The early turtle embryo looks like a generic tetrapod embryo. The first sign of a significant morphological difference is the appearance of a thickened ridge of skin between the limbs, which eventually expands to form a ring marking the margins of the shell. This structure is called the carapace ridge (CR), and you can see it in the cross sections of embryos at two different ages below.
Note that it appears as the limbs are forming (in A), but before all the bony bits have ossified — no ribs, no scapula yet. The ribs begin to grow outward from the vertebrae, and in most vertebrates they would begin to arc downwards, to wrap around the body cavity, but in turtles something different happens: they are captured by the CR and grow out to the sides. Not down, but laterally, broadening the turtle’s body. As you can see in B above, this is happening as the bones ossify, and before the shoulder girdle has fully formed.
What this means is that as the ribs grow out towards the scapula, and as the scapula extends upwards towards the ribs, where in other animals the scapula would slide upwards over the ribs, in the turtle the ribs are instead pulled up and out over the scapula.
The relationship of ribs and scapula are flipped around, but notice that appropriate connections are all retained; “as”, in yellow, is the serratus anterior muscle, which attaches from the top of the scapula to the ribs in general tetrapods, and also still connects the top of the scapula to the ribs in the turtle.

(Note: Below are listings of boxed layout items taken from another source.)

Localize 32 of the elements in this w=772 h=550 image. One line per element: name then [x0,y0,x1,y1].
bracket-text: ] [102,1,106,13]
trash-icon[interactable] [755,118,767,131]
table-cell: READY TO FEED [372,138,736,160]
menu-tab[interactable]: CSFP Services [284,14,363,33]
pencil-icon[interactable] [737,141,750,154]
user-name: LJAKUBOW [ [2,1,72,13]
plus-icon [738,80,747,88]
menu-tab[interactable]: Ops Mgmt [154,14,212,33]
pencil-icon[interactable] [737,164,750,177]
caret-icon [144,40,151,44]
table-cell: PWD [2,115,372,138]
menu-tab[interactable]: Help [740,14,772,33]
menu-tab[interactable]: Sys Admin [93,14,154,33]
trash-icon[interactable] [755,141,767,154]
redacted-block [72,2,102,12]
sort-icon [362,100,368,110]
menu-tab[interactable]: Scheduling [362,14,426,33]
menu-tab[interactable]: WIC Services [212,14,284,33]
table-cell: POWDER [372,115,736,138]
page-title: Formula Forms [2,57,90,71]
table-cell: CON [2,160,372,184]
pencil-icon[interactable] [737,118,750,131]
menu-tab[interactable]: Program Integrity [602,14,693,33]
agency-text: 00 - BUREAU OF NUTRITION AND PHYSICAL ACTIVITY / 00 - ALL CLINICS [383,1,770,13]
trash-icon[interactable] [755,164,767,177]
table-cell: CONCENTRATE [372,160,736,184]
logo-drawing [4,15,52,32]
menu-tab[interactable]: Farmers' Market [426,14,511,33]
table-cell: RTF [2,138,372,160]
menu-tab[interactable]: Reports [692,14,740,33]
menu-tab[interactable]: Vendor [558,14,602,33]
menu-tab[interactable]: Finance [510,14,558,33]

It’s a perfectly natural retention of other attributes of the system while one other relationship is changed.
Embryologically, this all makes sense — it’s a relatively simple shift due to a change in one tissue. But does it make sense phylogenetically? Yes — meet Odontochelys, a Triassic proto-turtle.
It’s a transitional form! It doesn’t have the full turtle shell, but what it does have is the broadened body plan, a flattened back with a shield-like pattern of ribs and dermal bone between the limbs, and a plastron, or ventral shell (it also has teeth, hence the name). It doesn’t have it’s scapula tucked beneath the shell; instead, the ribs/shell is pulled back. In the modern turtles, those ribs have been pulled further laterally and forward to lie over the scapula. These details are all shown in this diagram.
See? Not as hard a problem as you might have thought, and all the scars of evolution remain marked in the turtle embryo and in the fossil record.
Oh, also, I just have to leave you with this really beautiful drawing of a turtle embryo from the Gilbert paper.
Gilbert SF, Loredo GA, Brukman A, Burke AC (2001) Morphogenesis of the turtle shell: the development of a novel structure in tetrapod evolution.. Evol Dev 3(2):47-58.
Li C, Wu X-C, Rieppel O, Wang L-T, Zhao L-J (2008) An ancestral turtle from the Late Triassic of southwestern China. Nature 456: 497-501.
Nagashima H, Sugahara F, Takechi M, Ericsson R, Kawashima-Ohya Y, Narita Y, Kuratani S (2009) Evolution of the turtle body plan by the folding and creation of new muscle connections. Science 325(5937):193-6.